See the updated call for papers for a detailed breakdown of the pretraining datasets.
Evaluation Pipeline
Models will be evaluated on a shared pipeline, which will be released on Github in late April. The evaluation pipeline will come in two variants, a text-only evaluation, which is required for strict and strict-small track participants, and a vision-language varient that is required for multimodal track participants.
Results Submissions
The deadline for results submissions is September 16, 23:59 anywhere on earth (UTC-12).
Submissions must be made through OpenRevew . To fill out the submission, please prepare these two things: A HuggingFace link to your models. A download link to your results, assembled via the `collect_results.py` script in babylm/evaluation-pipeline-2024 .
Paper Submissions
Along with their model submissions, everyone must submit a paper. This can be a short technical description of the proposed approach, or a longer contribution, up to 8 pages. The deadline for paper submissions is September 20, 23:59 anywhere on earth (UTC-12).
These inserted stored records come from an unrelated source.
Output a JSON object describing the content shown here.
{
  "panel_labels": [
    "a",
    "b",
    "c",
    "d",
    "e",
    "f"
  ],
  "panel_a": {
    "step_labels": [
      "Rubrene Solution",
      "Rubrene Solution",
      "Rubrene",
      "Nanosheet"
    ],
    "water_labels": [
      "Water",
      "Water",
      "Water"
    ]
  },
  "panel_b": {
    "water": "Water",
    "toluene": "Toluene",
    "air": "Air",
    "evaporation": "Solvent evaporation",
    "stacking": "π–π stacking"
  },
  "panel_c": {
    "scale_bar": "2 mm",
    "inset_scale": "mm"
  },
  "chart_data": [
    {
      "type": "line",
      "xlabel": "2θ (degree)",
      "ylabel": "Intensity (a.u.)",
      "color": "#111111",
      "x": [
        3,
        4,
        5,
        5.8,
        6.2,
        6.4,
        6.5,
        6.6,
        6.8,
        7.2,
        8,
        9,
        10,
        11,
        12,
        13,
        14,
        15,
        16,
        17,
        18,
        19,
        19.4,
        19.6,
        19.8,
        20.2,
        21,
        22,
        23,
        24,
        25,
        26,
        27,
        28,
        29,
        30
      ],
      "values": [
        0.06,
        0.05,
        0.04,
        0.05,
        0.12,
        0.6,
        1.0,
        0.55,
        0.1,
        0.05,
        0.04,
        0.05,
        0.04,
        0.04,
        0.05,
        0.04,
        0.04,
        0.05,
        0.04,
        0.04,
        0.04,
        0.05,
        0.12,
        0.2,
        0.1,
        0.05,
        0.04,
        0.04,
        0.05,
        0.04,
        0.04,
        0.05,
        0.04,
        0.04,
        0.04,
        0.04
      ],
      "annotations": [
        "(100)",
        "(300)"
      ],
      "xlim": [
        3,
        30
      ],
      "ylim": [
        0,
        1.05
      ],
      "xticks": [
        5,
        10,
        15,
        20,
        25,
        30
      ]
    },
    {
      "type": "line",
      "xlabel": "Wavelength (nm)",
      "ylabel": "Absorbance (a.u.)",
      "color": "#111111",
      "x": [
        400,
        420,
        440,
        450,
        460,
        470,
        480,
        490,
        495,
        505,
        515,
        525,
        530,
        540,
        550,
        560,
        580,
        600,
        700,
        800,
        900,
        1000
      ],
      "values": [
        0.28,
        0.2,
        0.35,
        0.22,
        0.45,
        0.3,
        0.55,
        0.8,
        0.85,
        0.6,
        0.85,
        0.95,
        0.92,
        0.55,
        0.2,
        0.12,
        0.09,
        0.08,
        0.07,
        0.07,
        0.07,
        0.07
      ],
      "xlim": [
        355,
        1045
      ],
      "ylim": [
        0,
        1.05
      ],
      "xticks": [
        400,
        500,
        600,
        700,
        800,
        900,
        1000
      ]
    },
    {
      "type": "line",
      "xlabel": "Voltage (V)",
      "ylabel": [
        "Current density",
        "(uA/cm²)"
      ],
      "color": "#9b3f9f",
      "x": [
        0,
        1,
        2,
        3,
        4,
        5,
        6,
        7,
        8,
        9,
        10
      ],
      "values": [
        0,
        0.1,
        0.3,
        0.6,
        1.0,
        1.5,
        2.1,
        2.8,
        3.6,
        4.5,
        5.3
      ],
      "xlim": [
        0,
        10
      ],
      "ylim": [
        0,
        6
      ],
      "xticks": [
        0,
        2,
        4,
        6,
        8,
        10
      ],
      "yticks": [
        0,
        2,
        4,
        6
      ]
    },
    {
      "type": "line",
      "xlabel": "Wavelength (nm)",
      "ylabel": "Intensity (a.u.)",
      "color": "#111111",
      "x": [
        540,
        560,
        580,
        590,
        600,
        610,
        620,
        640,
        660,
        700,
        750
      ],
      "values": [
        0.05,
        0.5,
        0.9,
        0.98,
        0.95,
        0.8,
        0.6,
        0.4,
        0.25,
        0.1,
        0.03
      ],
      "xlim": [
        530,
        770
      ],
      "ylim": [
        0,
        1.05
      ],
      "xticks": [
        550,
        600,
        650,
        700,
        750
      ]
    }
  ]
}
Submissions will be made through our OpenRevew portal. Note that hyperparameters and decisions should be stated in the paper but also filled in a form to assure same format and ease of future use
Submissions of both types are:
given unlimited space for references,
given unlimited space for appendices,
given extra space for ethics/limitations, though these sections are optional
We allow dual submissions of archival papers. In the event that an archival paper is accepted to both BabyLM and another venue, it can only appear in one of their proceedings (i.e., it must be withdrawn from one venue).
BabyLM will hold its own review process, and the proceedings will appear in their own volume. The acceptance criteria are based on soundness and fit: We plan only to reject submissions that make incorrect or unjustified claims, or else are not related to the BabyLM topic. Other feedback will be directed at the improvement of submissions.
Outstanding Paper Awards
In addition to track winners, we will also award several "outstanding paper" awards. We intend to give these awards to submissions that are innovative or unusual, or make novel and significant connections between language modeling and psycholinguistics research topics.